Siguiendo este procedimiento, a lo largo de trescientas páginas frenéticas el padre del nuevo cine alemán –movimiento del que surgieron, entre otros, Herzog y Fassbinder– desgrana, apila, evoca y reproduce piezas, permitiendo su libre juego frente al lector. Relatos de la historia del cine, de la Historia, historias, opiniones, diálogos, fragmentos, descripciones de películas (existentes e incluso algunas sólo imaginadas) se suceden sin solución de continuidad, encontrando –a veces en la distancia, a veces en sus puntos de contacto– un sentido que va haciéndose una y otra vez a lo largo del texto, sin por ello renunciar a una clara estructura general en siete partes (que va, cabe advertir, del sol y la luz como materias primeras de la imagen a la televisión como espacio último, donde se plantea la batalla entre un discurso audiovisual de la industria y otro de autor).
Se advierte aquí, desde luego, no sólo la herencia de los soviéticos sino también su encuentro con los modos de la crítica experimentados por la escuela de Frankfurt, que el joven Kluge supo frecuentar en calidad de abogado y alumno. No tanto las contorsiones autocontradictorias y negativas de Adorno (con el que estudió) o la severidad argumental de Habermas (de quien se reconoce amigo), sino antes bien la constelación de Benjamin es el sistema textual que parece signar su derrotero en la escritura, al mismo tiempo marcada por una noción más violenta, más disruptiva e inmediata, del corte y el salto, probablemente deudora del Godard de los años ‘60 (a quien Kluge reconoce haber considerado “su Dios”). La variedad y la flexibilidad estilística es notable aun dentro de cada una de las piezas, lo que permite entender y apreciar la reputación de Kluge como escritor e intelectual, más allá de su actividad cinematográfica.
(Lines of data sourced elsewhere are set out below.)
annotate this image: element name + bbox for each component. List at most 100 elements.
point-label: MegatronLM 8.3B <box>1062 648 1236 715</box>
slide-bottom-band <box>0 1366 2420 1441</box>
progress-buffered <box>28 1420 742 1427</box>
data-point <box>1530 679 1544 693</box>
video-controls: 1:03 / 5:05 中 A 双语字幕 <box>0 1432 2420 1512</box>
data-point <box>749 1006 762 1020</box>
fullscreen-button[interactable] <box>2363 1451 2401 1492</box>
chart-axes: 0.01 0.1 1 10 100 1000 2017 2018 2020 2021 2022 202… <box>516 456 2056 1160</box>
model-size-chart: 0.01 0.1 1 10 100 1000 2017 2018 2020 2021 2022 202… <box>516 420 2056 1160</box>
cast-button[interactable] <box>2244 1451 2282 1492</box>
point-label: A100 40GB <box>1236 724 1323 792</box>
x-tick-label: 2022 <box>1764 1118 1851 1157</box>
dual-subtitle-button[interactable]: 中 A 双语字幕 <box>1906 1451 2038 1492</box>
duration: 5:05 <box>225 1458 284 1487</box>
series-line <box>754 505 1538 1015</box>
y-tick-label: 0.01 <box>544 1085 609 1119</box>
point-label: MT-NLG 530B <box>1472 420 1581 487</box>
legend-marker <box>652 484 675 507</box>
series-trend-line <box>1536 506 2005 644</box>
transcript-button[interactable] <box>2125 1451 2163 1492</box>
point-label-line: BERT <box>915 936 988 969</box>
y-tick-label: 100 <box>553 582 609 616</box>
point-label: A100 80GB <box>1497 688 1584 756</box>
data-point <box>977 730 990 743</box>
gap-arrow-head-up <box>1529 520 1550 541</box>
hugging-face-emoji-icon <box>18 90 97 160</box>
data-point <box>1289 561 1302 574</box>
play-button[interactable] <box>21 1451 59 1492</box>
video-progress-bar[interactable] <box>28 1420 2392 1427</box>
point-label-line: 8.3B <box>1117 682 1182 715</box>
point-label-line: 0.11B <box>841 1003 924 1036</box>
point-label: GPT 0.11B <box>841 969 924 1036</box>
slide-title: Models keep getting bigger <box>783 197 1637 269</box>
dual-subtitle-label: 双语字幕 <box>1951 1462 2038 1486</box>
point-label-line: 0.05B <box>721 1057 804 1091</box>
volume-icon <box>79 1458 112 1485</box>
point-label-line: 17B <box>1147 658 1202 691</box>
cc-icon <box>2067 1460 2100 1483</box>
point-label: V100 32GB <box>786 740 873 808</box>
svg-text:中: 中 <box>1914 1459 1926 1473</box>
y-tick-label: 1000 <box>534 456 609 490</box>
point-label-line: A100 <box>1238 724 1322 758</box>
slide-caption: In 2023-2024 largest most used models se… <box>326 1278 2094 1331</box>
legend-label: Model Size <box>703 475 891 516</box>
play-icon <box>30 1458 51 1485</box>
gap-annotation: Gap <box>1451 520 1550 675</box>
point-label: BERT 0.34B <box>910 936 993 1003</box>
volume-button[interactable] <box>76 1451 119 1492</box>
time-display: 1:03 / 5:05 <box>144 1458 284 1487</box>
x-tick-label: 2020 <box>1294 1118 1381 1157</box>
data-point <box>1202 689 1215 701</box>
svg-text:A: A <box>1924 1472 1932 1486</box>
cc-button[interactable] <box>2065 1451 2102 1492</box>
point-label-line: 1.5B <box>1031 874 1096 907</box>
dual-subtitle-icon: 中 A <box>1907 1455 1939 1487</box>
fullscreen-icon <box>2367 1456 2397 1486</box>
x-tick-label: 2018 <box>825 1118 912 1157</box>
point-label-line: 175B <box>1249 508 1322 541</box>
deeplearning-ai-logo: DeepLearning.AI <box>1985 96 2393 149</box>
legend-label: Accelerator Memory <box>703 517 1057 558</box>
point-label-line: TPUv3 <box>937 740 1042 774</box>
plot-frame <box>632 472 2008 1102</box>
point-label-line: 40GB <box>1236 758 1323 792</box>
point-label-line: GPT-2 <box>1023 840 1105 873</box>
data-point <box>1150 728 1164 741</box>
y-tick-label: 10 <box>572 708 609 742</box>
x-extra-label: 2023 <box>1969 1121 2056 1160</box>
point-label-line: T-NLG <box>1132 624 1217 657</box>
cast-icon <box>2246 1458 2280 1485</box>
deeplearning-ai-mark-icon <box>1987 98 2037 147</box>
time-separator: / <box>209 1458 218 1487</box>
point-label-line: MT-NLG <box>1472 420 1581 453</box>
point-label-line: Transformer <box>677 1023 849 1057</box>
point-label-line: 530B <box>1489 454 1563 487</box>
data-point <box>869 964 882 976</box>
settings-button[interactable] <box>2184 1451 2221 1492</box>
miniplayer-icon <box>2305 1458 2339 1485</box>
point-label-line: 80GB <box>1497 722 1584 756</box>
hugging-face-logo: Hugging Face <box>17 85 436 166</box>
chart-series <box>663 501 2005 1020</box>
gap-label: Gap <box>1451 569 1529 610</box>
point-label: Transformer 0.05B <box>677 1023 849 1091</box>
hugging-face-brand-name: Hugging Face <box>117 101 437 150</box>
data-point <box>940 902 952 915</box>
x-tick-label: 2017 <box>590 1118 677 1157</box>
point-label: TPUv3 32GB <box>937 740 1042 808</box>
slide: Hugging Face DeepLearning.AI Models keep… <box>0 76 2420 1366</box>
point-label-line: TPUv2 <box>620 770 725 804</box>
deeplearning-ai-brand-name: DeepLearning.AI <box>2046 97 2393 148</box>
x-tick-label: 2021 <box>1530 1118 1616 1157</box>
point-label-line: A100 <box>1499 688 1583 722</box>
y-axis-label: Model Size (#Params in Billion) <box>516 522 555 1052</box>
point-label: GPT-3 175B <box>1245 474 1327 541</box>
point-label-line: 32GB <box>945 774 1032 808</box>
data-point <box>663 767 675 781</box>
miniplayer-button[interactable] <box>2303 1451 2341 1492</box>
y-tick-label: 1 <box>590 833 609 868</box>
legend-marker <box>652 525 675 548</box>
Estas características, desde luego, volvían particularmente arduo el trabajo de trasponer el original al español (es la primera vez que se lo traduce en Argentina, y existe un solo antecedente en el mundo editorial de la lengua), escollo que salvan con holgura la traducción de Nicolás Gelormini y la cuidada edición de Carla Imbrogno, que con gran atención al lector suma, a manera de epílogo, una entrevista realizada a Kluge en 2009, elemento esclarecedor –si no indispensable– para comprender, desde el extranjero, el lugar del maestro en la cultura alemana y por ende el espacio de enunciación que hace posible el texto.